Nos Estados Unidos fez-se um estudo chamado 'Dos Médicos', com o qual se quis provar que os médicos que fumam têm mais cancro do que os que não fumam. Com efeito, isso foi confirmado. Esse estudo foi continuado para saber se os fumadores, que fazem uma alimentação rica em frutas, verduras e em carotenos (pro-vitamina A), têm menos cancro do pulmão do que os fumadores que comem poucos vegetais. Isso foi confirmado.

-Que pode dizer-nos sobre a fibra vegetal de que tanto se fala?
-Como lhe dizia, o reino vegetal contém uma grande quantidade de substâncias protectoras contra o cancro e outras doenças degenerativas. Uma delas, que ainda não mencionámos até agora, é a fibra vegetal, que se encontra nos cereais integrais, nas frutas e nas verduras, mas não na carne, nem no peixe e nos ovos. Logo, as pessoas que fazem uma alimentação baseada nesse tipo de alimentos, não comem fibras suficientes e apresentam maior incidência de cancro do cólon, divertículos intestinais e outras doenças.
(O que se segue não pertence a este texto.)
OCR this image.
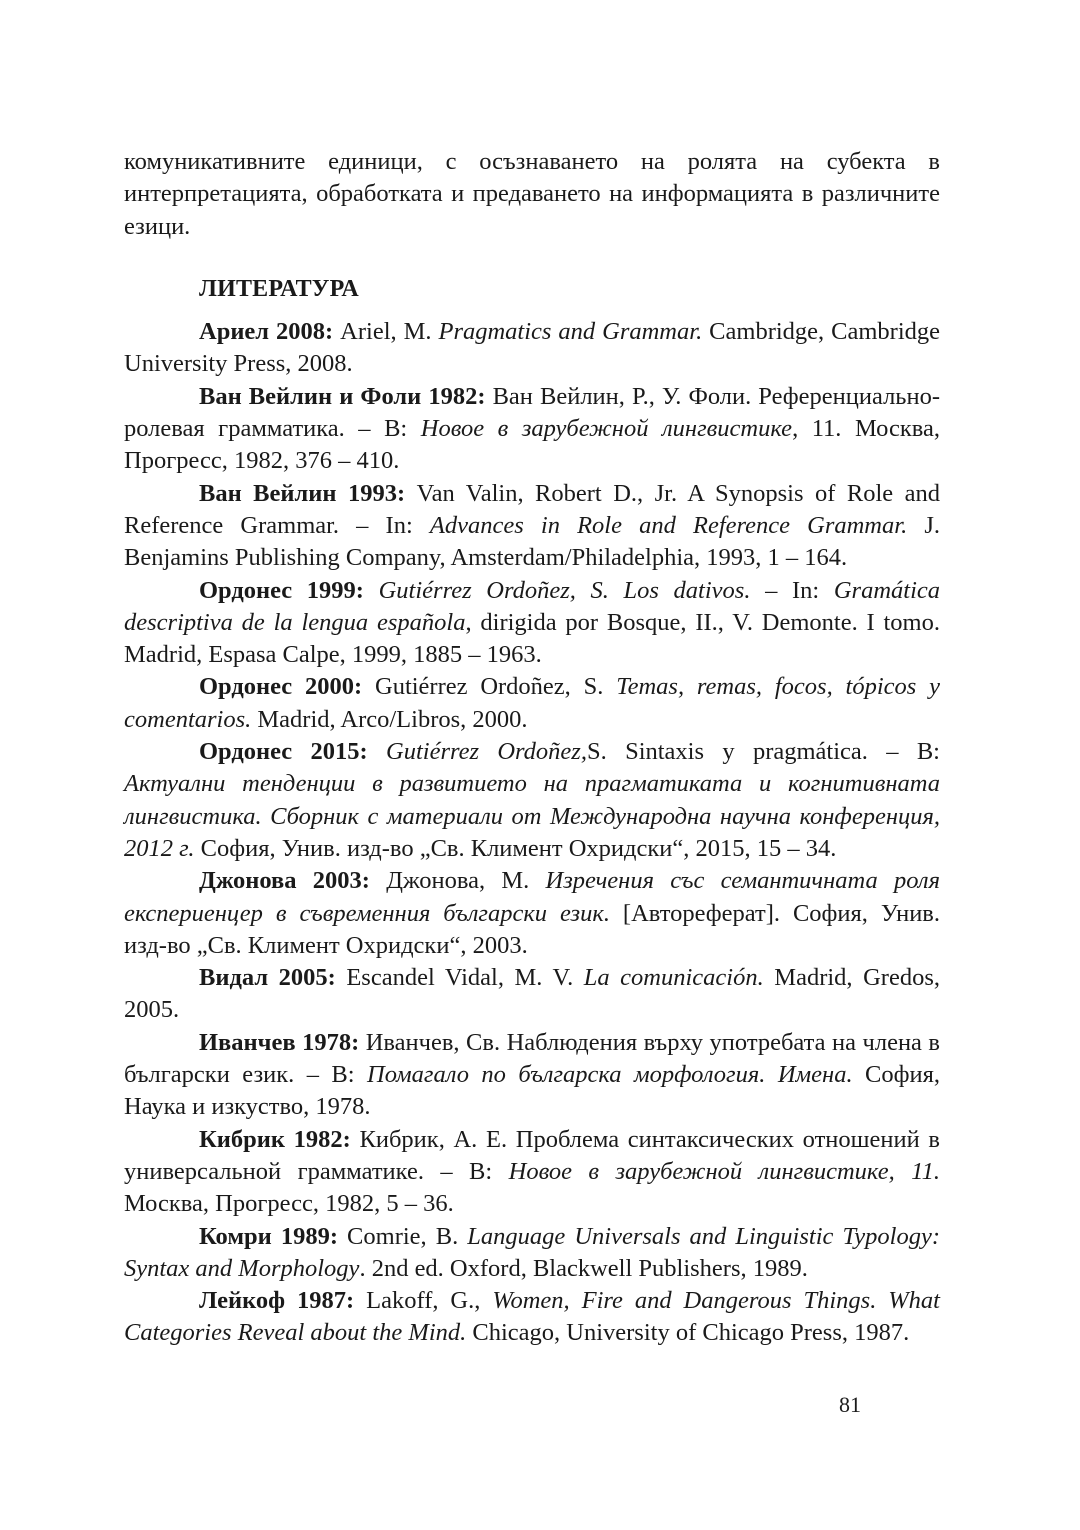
комуникативните единици, с осъзнаването на ролята на субекта в интерпретацията, обработката и предаването на информацията в различните езици.

ЛИТЕРАТУРА

Ариел 2008: Ariel, M. Pragmatics and Grammar. Cambridge, Cambridge University Press, 2008.

Ван Вейлин и Фоли 1982: Ван Вейлин, Р., У. Фоли. Референциально-ролевая грамматика. – В: Новое в зарубежной лингвистике, 11. Москва, Прогресс, 1982, 376 – 410.

Ван Вейлин 1993: Van Valin, Robert D., Jr. A Synopsis of Role and Reference Grammar. – In: Advances in Role and Reference Grammar. J. Benjamins Publishing Company, Amsterdam/Philadelphia, 1993, 1 – 164.

Ордонес 1999: Gutiérrez Ordoñez, S. Los dativos. – In: Gramática descriptiva de la lengua española, dirigida por Bosque, II., V. Demonte. I tomo. Madrid, Espasa Calpe, 1999, 1885 – 1963.

Ордонес 2000: Gutiérrez Ordoñez, S. Temas, remas, focos, tópicos y comentarios. Madrid, Arco/Libros, 2000.

Ордонес 2015: Gutiérrez Ordoñez,S. Sintaxis y pragmática. – В: Актуални тенденции в развитието на прагматиката и когнитивната лингвистика. Сборник с материали от Международна научна конференция, 2012 г. София, Унив. изд-во „Св. Климент Охридски“, 2015, 15 – 34.

Джонова 2003: Джонова, М. Изречения със семантичната роля експериенцер в съвременния български език. [Автореферат]. София, Унив. изд-во „Св. Климент Охридски“, 2003.

Видал 2005: Escandel Vidal, M. V. La comunicación. Madrid, Gredos, 2005.

Иванчев 1978: Иванчев, Св. Наблюдения върху употребата на члена в български език. – В: Помагало по българска морфология. Имена. София, Наука и изкуство, 1978.

Кибрик 1982: Кибрик, А. Е. Проблема синтаксических отношений в универсальной грамматике. – В: Новое в зарубежной лингвистике, 11. Москва, Прогресс, 1982, 5 – 36.

Комри 1989: Comrie, B. Language Universals and Linguistic Typology: Syntax and Morphology. 2nd ed. Oxford, Blackwell Publishers, 1989.

Лейкоф 1987: Lakoff, G., Women, Fire and Dangerous Things. What Categories Reveal about the Mind. Chicago, University of Chicago Press, 1987.

81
-Além da alimentação, que outros hábitos influem directamente na nossa saúde?
-Podemos dizer que a saúde de que dispomos, depende em grande parte dos nossos hábitos alimentares. Há um espaço muito pequeno para o acaso ou o azar. Há estudos feitos que mostram que mais de 50% das doenças de que sofremos têm que ver directamente com os nossos hábitos e costumes alimentares. A OMS (Organização Mundial de Saúde) definiu o tabaco como a principal causa de doença e mortalidade. Quanto ao álcool, a OMS define como bebedor de alto risco o que bebe mais de 50 gramas de álcool puro por dia. Demo-nos conta de que a cerveja, que se usa muito neste país, contém 70 ou mais gramas de álcool puro por litro. Isto quer dizer que num litro de cerveja, já foi largamente ultrapassado o limite de 50 gramas considerados de alto risco.

- Vale a pena cuidar da nossa alimentação e da nossa saúde. Não somente para viver mais anos, mas sobretudo, para vivê-los melhor.
- Muito obrigado, Dr. Llorca!

O Dr. Pere Llorca i Contel, espanhol, é especialista do Aparelho Digestivo (Gastroenterologista) e de Medicina Interna. Realizou estudos de especialização nos Estados Unidos, na Escola de Saúde Pública da Universidade de Loma Linda, onde obteve 'masters' em Nutrição, Epidemiologia e Educação, assim como um doutoramento em Medicina Preventiva.